It’s easy to become confused about bonds – the term covers a wide range of financial products, many of which are very different from each other. In this video, Ed Bowsher offers a simple explanation of the main types of bond.
If you’ve ever thought about investing or saving any spare cash you may have, you’ve probably come across the word ‘bonds’. This word is used to describe a range of very different financial products.
The different types of bonds are:
Fixed rate bonds or cash bonds
These are basically savings accounts. You tie your money up for a set period of time, with which you get a guaranteed set interest rate. The bonuses are they are safe and you can plan ahead. The downsides: interest rates are low, so if interest rates in the wider economy start to rise, your fixed rate bond will stay low.
UK government bonds or guilts
This is essentially when you lend money to the government and get an IOU in return. The government are always launching new guilts. It’s a long term investment with a low interest rate. You can sell your guilt early on the financial market, but you won’t necessarily get your original investment back, because guilts are traded on the stock market, so their value could rise or fall in the meantime. At the moment the current price of guilts are very high, so now is not a good time to invest in guilts.
Corporate bonds are similar to guilts, but issued by individual companies. They are traded on the markets and their value goes up and down from day to day. Corporate bonds pay a higher return than guilts because they’re seen as a higher risk. Some companies are riskier to invest in, so you get a higher return.
It has become much easier to invest in corporate bonds because of the ORB, run by London stock exchange. More info available at: https://www.londonstockexchange.com/
Profits bond or investment bond
These were very popular in the 1960s/70s, but are now largely discredited. The charges are very high with a disappointing performance. Steer clear.

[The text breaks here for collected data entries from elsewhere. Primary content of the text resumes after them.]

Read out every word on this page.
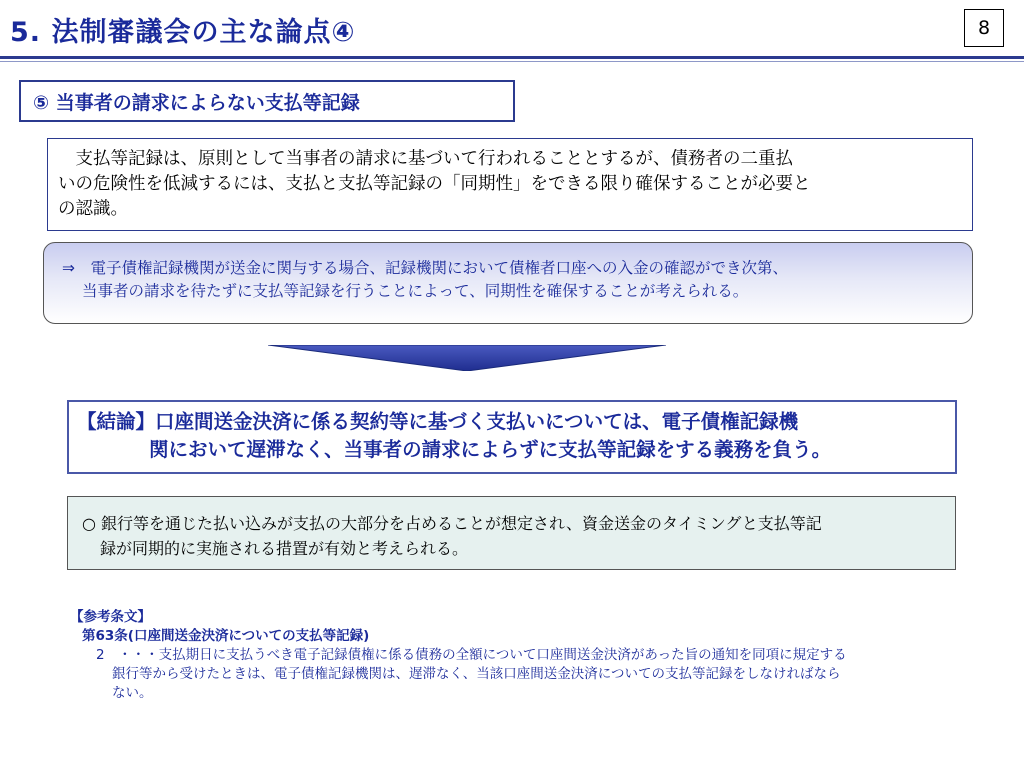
5. 法制審議会の主な論点④	8
⑤ 当事者の請求によらない支払等記録
　支払等記録は、原則として当事者の請求に基づいて行われることとするが、債務者の二重払
いの危険性を低減するには、支払と支払等記録の「同期性」をできる限り確保することが必要と
の認識。
⇒　電子債権記録機関が送金に関与する場合、記録機関において債権者口座への入金の確認ができ次第、
当事者の請求を待たずに支払等記録を行うことによって、同期性を確保することが考えられる。
【結論】口座間送金決済に係る契約等に基づく支払いについては、電子債権記録機
関において遅滞なく、当事者の請求によらずに支払等記録をする義務を負う。
○ 銀行等を通じた払い込みが支払の大部分を占めることが想定され、資金送金のタイミングと支払等記
録が同期的に実施される措置が有効と考えられる。
【参考条文】
第63条(口座間送金決済についての支払等記録)
2　・・・支払期日に支払うべき電子記録債権に係る債務の全額について口座間送金決済があった旨の通知を同項に規定する
銀行等から受けたときは、電子債権記録機関は、遅滞なく、当該口座間送金決済についての支払等記録をしなければなら
ない。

These are a new innovation, similar to corporate bonds, but are typically issued by smaller, newer companies. You’re tied in for a term of three years and won’t be able to sell your bond at all until the bond matures in three years’ time. Lot of mini bonds have paid high return rates, so some private investors have invested in mini bonds because they want the higher rate. However, they’ve often not appreciated how risky some of these mini bonds can be. Small companies are more likely to go bust, if they do you won’t get your money back.